Associate Manager, Security Compliance (GRC)

About Us 

dbt Labs is the pioneer of analytics engineering, helping data teams transform raw data into reliable, actionable insights. Since 2016, we’ve grown from an open source project into the leading analytics engineering platform, now used by over 50,000 teams every week. 

As of February 2025, we’ve surpassed $100 million in annual recurring revenue (ARR) and serve more than 5,400 dbt Cloud customers, including JetBlue, HubSpot, Vodafone New Zealand, and Dunelm. We’re backed by top-tier investors including Andreessen Horowitz, Sequoia Capital, and Altimeter. At our core, we believe in empowering data practitioners:

About the Security Team:

The mission of the Security Compliance (GRC) team at dbt Labs is to provide clear, opinionated security guidance and scalable, secure-by-default offerings to engineers for the purpose of securing software development and enabling pragmatic risk decisions at dbt.

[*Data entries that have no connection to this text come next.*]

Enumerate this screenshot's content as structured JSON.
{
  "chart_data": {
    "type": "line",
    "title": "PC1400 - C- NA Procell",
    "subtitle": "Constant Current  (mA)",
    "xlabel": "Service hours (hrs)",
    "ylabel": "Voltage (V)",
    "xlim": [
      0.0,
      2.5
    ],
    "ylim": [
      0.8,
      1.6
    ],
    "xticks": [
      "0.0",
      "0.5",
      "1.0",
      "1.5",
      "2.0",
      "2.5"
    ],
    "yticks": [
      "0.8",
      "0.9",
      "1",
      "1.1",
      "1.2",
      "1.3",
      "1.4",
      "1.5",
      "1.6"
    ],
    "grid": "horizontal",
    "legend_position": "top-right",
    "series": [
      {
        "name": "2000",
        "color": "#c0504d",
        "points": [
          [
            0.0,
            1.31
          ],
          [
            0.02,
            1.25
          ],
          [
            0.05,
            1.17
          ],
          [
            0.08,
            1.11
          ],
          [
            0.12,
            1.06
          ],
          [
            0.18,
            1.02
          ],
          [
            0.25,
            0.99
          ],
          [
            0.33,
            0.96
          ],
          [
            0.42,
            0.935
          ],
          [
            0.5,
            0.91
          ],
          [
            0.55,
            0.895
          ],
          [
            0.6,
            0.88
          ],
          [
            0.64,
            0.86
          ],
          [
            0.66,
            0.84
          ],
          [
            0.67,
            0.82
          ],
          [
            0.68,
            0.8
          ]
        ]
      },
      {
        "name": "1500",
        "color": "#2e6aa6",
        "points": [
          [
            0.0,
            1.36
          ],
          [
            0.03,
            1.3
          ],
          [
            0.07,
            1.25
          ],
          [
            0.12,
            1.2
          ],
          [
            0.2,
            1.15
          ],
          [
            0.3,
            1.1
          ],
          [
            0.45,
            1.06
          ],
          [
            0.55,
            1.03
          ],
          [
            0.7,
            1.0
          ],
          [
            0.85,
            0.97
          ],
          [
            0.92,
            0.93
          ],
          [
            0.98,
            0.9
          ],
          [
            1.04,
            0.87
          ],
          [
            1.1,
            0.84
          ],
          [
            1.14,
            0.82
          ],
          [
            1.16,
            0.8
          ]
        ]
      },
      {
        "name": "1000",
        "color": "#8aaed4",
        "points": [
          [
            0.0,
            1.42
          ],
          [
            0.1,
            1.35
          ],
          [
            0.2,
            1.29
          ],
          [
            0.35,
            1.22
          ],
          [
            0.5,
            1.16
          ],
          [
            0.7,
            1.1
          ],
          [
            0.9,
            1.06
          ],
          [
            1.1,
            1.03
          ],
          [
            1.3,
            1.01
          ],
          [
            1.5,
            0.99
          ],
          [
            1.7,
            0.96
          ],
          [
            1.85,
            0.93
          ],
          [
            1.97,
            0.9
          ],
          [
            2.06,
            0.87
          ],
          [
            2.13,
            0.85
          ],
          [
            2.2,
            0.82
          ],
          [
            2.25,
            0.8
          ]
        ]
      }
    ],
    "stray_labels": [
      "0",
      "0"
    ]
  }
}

Our small team size and wide scope of responsibilities require that we work intelligently to address the security needs of dbt’s products. We aim to put yesterday’s problems behind us through a mix of OSS/COTS solutions for commodity problems and using ingenuity to solve the rest.

What we’re looking for

The Associate Manager of Security Compliance (GRC) plays a crucial role in safeguarding dbt Labs' operations through effective risk management and regulatory compliance. This position is responsible for developing, implementing, and maintaining comprehensive GRC frameworks that align with industry standards and organizational objectives. The GRC team is responsible for conducting risk assessments, compliance audits, customer trust activities (e.g. Security Questionnaires/Due Diligence), and more. The ideal candidate will bring a strategic mindset and practical experience in navigating complex customer regulatory environments.

In this role, you can expect to:

• Contribute to strategy, roadmap, and lifecycle management of GRC tooling, including third-party platforms and custom-built solutions.
• Partner with appropriate teams to embed GRC controls early in the software development lifecycle, fostering a culture of proactive risk management and secure-by-design thinking.
• Identify opportunities for automating and integrating risk and compliance activities within engineering and business workflows.
• Set clear performance expectations, provide ongoing coaching, and cultivate a culture of innovation, collaboration, and excellence.
• Ensure the GRC technology stack aligns with enterprise architecture standards, data governance policies, and security best practices.
• Drive the sales cycle by producing great documentation and answering customer questions efficiently.
• Deliver key projects on time such as;
  • Owning & maintaining continuous monitoring activities
  • Reviewing control language & policy updates
  • Implementing key controls with organizational stakeholders
• Develop, maintain, and track remediation of items on the risk register.
• Document, track, and follow up on security-related findings (e.g., policy non-compliance, privacy and security awareness training completion, risk register maintenance).
• Coordinate external audits and evidence collection for SOC2, ISO27001, ISO27701, and other future frameworks.
• Assist with customer assurance activities, such as completing security questionnaires.
• Manage vendor security evaluations for both existing and new vendors.

You are a good fit if you have:

• Strong understanding of GRC frameworks such as NIST, ISO 27001, ISO 42001, ISO 27017, ISO 27018, ISO 27701, SOC 2, SOX, or CIS Controls.
• 5+ years of experience, with demonstrated ability to lead technical teams.
• Experience managing a remote team in fast paced & growing company.
• Strong understanding of GRC domains including IT risk, compliance, audit, and policy management.
• Excellent interpersonal and communication skills, with the ability to influence across all levels of the organization.

You'll have an edge if you have:

• Experience managing frameworks in a multi-cloud environment
• Certifications such as CISSP, CISM, or CRISC
• Working knowledge of data breach notification laws, international privacy regulations, HIPAA, and current or upcoming AI frameworks
• Experience working in fast-paced or hyper-growth companies
• Have operated in a “GRC Engineering” first mentality

dbt Labs is an equal opportunity employer, committed to building an inclusive team that welcomes diverse perspectives, backgrounds, and experiences. Even if your experience doesn’t perfectly align with the job description, we encourage you to apply—we value potential just as much as a perfect resume.

Want to learn more about our focus on Diversity, Equity and Inclusion at dbt Labs? Check out our DEI page.

dbt Labs reserves the right to amend or withdraw the posting at any time. For employees outside the United States, dbt Labs offers a competitive benefits package. Equity or comparable benefits may be offered depending on the legal or country limitations.